Omost: Region-Aware Guided Image Generation

One of the biggest challenges in text-to-image generation is composition. You can write a beautifully detailed prompt describing a complex scene, only for the model to ignore key elements or misplace objects.

Omost is an experimental project from Lvmin Zhang that explores using large language models (LLMs) for scene composition in Stable Diffusion pipelines. Rather than relying solely on a single prompt, Omost introduces a Canvas system where a fine-tuned LLM generates a detailed scene composed of global and local components. The components are then used to guide the image generation in a region-aware manner.

This post will be an overview of the project, its novel approach to scene composition, and how it produces more coherent and detailed images. We’ll end with a gallery of examples and a demo.

Note

Throughout this post, I’ll use “the LLM” to refer to the specific language model used, and “SDXL” to refer to the Stable Diffusion pipeline.

Introduction

I was looking into controlled generation and came across Omost while surveying other similar projects. The creator is a Stanford PhD candidate and well-known in the CV and AI communities for Fooocus, Forge, ControlNet (2023 ICCV best paper), and other projects. Omost reminded me of Fooocus in that it could generate beautiful images from simple prompts with no “prompt engineering” required.

To understand how Omost improves upon the default SDXL pipeline, we first need to establish a baseline understanding of how Stable Diffusion works.

Note

Read Hugging Face’s The Annotated Diffusion Model and Jay Alammar’s The Illustrated Diffusion for a more in-depth look at training and inference.

Stable Diffusion

The diffusion process looks like this:

Start the image with random noise
Gradually remove the noise
Stop when the image looks good

The perfect cyberpunk cat (model: Fluently XL)

Stable Diffusion is known as a latent diffusion model or LDM because it operates in a compressed latent space rather than pixel space. In other words, if you are generating a 1024x1024 pixel image, the latent image being denoised by the UNet will be 128x128 pixels (8x reduction). A decoder is responsible for decompressing the denoised latent image.

When prompting Stable Diffusion models, there is a limit to how much information and detail you can provide. This is because SDXL pipelines use two different text encoders from the CLIP and OpenCLIP families.

CLIP

CLIP (contrastive language-image pre-training) accels at tasks like zero-shot image classification. It can tell you if an image looks like a cyberpunk cat, but it can’t explain to you what a cyberpunk cat is. This is because CLIP was trained with a contrastive objective, where it learned to score how similar or different images and captions are. This differs from how a LLM is trained, where it must learn to predict exact sequences of text.
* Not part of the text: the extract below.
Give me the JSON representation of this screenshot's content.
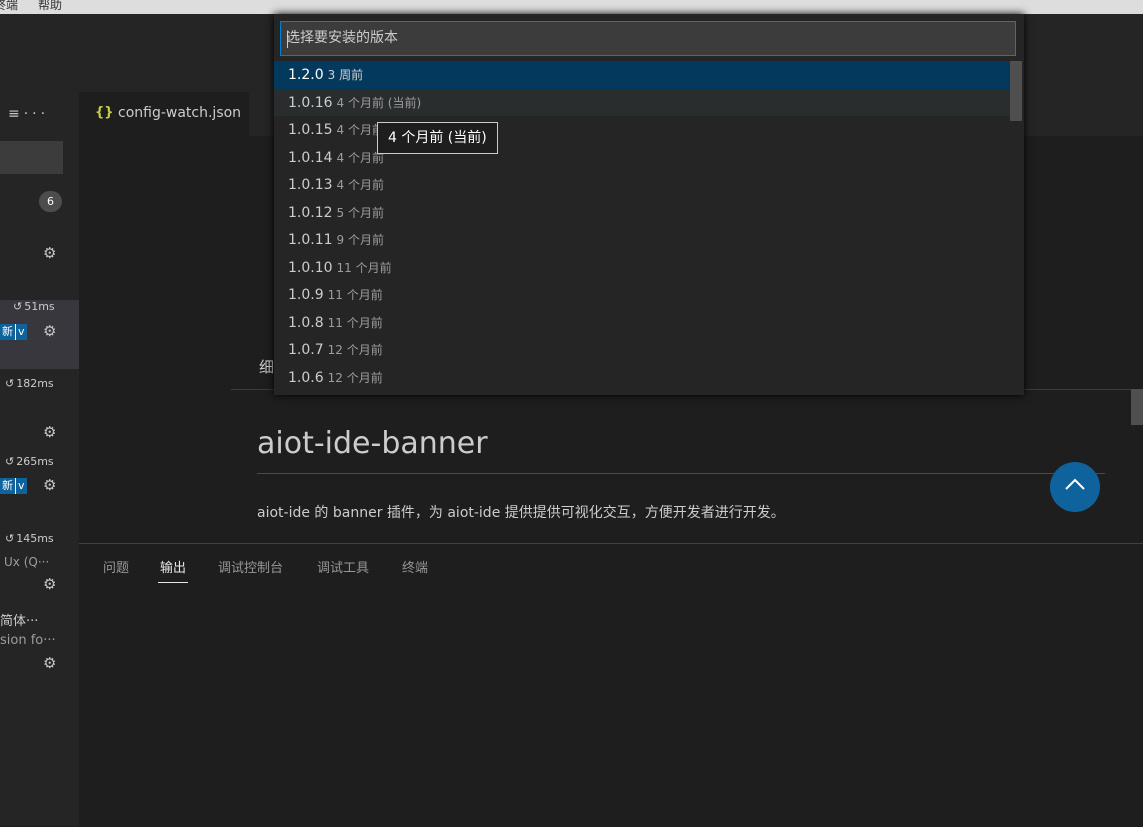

Because CLIP doesn’t understand natural language the same way a LLM does, it can struggle with complex prompts describing very detailed scenes. Certain details will be lost or misinterpreted. Omost aims to circumvent this limitation by having the model focus on specific regions of the image while generating it.

Image Generation

Text generation is fundamentally a sequence modeling problem - predicting the next token given the previous ones. Each new word only depends on what came before it.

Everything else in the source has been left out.